Types of Mutual Funds
As with any other person starting investments today, I have had similar questions on types of schemes available from the mutual fund asset management company.
Believe me, there’s a jungle out there. More than 2,500 schemes to choose from. You are spoiled with choices. Without any professional guidance, either we end up choosing the one being marketed heavily with the fat commission for seller or misfit for our scenario. In a worst case, due to so many choices, we drop the idea of investment altogether and continue with bank deposits.
I have been in all of the above situations, I felt like I am a hostage of my money. It’s not that I am at best of the situation now, but certainly better as I learned that choosing best is not the objective I have. It’s not worth to waste time on finding best while I could have earned better return with good one. It certainly requires a separate article.
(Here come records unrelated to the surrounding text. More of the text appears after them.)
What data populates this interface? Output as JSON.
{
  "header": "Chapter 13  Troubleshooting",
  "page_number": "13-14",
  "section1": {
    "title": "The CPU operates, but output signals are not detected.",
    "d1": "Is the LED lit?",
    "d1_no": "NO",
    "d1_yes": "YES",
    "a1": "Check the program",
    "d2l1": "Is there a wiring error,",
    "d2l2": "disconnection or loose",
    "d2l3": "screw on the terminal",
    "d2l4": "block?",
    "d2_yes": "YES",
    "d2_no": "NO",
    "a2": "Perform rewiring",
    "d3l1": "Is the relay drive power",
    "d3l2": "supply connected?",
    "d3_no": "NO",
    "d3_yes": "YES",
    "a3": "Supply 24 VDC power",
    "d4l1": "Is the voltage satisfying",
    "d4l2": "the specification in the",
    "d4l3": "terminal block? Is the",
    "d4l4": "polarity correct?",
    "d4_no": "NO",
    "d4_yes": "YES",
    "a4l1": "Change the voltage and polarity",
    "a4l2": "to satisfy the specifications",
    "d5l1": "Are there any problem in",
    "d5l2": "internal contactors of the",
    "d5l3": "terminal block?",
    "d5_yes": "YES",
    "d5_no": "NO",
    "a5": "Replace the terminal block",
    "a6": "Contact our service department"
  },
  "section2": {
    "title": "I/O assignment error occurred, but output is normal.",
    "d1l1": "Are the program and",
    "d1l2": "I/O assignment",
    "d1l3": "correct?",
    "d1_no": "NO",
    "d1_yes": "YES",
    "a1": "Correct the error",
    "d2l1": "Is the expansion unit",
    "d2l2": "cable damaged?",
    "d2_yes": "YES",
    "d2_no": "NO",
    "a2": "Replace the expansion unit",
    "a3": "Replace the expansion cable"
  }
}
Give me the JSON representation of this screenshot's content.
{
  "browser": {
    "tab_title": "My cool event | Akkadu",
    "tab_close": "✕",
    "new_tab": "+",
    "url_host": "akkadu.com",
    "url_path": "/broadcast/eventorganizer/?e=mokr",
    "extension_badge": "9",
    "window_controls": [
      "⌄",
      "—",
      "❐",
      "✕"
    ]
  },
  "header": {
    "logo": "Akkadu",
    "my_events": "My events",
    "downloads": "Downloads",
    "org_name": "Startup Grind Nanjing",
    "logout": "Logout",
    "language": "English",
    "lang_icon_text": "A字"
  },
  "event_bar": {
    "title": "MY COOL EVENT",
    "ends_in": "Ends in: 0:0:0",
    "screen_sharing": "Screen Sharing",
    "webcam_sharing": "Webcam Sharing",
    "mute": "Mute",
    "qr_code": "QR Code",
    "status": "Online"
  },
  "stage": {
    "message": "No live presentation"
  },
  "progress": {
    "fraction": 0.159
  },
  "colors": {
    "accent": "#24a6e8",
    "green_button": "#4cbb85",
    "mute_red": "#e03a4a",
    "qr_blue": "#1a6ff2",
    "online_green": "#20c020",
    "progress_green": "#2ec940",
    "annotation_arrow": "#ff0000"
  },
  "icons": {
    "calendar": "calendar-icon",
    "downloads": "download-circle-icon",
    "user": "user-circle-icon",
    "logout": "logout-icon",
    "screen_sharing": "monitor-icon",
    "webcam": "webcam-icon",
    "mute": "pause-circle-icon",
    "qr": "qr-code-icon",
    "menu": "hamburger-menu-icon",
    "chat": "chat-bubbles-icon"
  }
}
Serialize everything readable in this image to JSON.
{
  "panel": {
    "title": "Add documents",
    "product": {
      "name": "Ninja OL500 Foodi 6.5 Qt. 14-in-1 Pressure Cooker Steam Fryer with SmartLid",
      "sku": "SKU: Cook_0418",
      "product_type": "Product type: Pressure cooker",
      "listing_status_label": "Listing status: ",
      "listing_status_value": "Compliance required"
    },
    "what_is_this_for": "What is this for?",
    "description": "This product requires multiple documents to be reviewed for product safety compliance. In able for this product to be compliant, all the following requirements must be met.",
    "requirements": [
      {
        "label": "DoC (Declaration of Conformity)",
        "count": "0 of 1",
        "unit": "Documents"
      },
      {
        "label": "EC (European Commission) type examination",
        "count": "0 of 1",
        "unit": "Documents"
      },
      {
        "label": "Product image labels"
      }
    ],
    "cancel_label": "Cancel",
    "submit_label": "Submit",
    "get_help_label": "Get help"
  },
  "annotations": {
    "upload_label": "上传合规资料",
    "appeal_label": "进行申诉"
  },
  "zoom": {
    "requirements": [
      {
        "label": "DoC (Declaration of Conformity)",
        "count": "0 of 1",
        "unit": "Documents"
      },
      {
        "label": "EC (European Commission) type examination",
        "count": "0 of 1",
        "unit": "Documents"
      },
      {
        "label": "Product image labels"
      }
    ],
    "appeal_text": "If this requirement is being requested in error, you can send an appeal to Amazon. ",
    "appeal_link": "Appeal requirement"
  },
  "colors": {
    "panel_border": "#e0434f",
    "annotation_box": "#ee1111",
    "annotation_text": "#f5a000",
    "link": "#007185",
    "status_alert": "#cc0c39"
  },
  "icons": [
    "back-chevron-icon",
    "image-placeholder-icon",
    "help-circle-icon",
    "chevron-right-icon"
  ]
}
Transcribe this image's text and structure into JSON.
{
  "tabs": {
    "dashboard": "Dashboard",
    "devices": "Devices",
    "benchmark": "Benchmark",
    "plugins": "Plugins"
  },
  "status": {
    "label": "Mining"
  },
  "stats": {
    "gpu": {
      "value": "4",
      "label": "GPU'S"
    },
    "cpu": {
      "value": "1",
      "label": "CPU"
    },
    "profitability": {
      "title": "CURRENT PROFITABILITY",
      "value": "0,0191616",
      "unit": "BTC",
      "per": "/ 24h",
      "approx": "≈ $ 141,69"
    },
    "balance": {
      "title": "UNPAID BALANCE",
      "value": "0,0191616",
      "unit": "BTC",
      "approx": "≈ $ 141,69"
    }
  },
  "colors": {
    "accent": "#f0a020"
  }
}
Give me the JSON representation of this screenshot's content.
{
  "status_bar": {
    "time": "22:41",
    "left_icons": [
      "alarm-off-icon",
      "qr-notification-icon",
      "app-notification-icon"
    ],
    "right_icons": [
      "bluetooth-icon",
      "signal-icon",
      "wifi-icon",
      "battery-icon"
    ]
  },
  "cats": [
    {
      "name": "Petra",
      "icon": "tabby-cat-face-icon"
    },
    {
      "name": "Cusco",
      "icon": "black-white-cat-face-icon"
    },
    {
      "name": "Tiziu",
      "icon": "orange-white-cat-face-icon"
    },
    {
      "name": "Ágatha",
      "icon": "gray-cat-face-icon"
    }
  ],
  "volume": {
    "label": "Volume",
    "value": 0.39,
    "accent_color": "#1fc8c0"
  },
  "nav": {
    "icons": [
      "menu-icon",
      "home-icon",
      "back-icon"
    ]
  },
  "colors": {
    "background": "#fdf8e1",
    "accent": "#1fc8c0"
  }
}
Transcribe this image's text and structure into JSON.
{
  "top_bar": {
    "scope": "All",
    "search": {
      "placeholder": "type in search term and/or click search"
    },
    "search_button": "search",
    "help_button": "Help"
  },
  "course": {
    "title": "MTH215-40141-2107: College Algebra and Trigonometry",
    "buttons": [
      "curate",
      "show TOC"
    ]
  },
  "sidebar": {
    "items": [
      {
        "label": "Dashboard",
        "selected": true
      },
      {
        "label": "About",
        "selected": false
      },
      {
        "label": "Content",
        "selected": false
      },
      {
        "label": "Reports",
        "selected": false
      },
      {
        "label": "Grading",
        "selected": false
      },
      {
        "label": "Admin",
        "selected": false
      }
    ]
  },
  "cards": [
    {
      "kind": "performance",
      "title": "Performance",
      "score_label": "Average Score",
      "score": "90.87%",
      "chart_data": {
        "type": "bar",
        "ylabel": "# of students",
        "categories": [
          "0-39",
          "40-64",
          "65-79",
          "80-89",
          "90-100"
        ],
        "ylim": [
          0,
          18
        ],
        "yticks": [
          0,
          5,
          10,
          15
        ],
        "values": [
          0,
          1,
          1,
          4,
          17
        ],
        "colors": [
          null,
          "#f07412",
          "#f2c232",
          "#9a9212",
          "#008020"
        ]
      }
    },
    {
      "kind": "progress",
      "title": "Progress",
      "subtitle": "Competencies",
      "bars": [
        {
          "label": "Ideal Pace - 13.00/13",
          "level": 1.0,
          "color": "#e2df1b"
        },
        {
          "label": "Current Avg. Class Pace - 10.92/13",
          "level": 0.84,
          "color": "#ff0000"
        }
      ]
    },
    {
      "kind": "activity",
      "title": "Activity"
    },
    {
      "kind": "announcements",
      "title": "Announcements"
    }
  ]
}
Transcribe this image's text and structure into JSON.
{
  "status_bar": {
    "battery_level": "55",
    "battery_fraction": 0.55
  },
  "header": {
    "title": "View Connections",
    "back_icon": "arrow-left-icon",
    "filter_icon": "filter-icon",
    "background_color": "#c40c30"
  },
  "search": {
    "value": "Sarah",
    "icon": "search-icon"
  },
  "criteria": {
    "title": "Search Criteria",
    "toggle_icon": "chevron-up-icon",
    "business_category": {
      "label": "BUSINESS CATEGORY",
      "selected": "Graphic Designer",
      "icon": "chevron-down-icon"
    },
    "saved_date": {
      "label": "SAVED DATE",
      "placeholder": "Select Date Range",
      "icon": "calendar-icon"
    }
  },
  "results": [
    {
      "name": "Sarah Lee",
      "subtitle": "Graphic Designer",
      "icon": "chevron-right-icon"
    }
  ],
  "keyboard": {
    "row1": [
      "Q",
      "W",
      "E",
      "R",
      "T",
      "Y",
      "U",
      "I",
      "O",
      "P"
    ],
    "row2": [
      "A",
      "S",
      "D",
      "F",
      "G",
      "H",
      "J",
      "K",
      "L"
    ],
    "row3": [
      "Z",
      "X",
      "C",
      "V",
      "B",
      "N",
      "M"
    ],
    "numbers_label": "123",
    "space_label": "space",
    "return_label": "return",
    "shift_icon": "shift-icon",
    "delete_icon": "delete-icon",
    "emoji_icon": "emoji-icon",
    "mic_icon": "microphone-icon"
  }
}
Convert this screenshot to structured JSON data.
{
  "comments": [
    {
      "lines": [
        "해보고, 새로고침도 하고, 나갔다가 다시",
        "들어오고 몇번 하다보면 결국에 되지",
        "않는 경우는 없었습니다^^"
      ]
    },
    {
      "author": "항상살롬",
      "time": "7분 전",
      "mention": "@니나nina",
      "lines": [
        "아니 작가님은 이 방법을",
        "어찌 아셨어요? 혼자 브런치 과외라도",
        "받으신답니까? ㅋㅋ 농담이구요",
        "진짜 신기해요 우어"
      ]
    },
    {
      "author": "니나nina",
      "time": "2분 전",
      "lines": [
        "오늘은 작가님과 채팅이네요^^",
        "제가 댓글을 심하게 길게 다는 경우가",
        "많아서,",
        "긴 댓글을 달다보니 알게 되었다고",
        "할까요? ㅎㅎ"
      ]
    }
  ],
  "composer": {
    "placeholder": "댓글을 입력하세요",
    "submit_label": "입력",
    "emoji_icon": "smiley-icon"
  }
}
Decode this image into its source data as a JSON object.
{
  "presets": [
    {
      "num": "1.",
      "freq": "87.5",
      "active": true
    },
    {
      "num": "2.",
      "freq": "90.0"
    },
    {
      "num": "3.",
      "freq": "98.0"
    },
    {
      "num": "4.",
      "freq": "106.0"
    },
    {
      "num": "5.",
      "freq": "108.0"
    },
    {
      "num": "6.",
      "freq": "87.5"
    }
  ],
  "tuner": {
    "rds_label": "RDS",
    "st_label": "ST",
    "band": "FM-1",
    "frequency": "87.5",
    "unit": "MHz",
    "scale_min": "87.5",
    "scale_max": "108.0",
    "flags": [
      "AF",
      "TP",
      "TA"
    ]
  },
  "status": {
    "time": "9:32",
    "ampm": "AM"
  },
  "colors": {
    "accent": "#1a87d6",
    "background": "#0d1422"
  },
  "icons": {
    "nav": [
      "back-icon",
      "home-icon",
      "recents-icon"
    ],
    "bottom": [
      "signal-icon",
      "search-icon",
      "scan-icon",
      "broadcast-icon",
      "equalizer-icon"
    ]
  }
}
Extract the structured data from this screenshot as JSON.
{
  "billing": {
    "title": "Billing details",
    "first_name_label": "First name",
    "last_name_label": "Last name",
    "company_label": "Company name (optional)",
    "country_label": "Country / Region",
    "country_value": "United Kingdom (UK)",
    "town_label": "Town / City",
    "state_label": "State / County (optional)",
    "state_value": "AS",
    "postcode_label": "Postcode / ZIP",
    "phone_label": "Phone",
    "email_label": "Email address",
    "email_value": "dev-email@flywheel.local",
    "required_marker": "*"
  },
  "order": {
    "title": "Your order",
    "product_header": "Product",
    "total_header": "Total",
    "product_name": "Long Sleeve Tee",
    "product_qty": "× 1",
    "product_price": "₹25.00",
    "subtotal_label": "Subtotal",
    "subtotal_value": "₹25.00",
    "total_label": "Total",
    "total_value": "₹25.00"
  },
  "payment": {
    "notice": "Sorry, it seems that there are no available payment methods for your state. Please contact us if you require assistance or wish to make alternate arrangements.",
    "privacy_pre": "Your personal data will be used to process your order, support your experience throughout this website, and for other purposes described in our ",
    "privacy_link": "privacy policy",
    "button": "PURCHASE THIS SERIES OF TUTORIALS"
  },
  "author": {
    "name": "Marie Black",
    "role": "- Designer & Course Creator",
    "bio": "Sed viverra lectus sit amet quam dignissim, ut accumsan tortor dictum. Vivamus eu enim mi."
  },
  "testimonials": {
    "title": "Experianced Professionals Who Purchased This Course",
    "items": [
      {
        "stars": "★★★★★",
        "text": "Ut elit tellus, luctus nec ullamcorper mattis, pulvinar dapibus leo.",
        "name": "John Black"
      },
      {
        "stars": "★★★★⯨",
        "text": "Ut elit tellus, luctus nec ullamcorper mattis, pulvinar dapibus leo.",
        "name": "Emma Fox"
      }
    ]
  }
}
I will link it back when I have it.
But certainly, knowing each category of mutual fund is essential first step forward. So here’s my attempt to list high-level categories of mutual fund investments available.
At high-level, there are three broad categories. Equity, Debt and Hybrid. Now let’s explore them in more details.
The aim of equity funds is to provide capital appreciation over the medium to long- term. Such schemes normally invest a major part of their corpus in equities. Such funds have comparatively high risks. Equity funds are also known as Growth funds.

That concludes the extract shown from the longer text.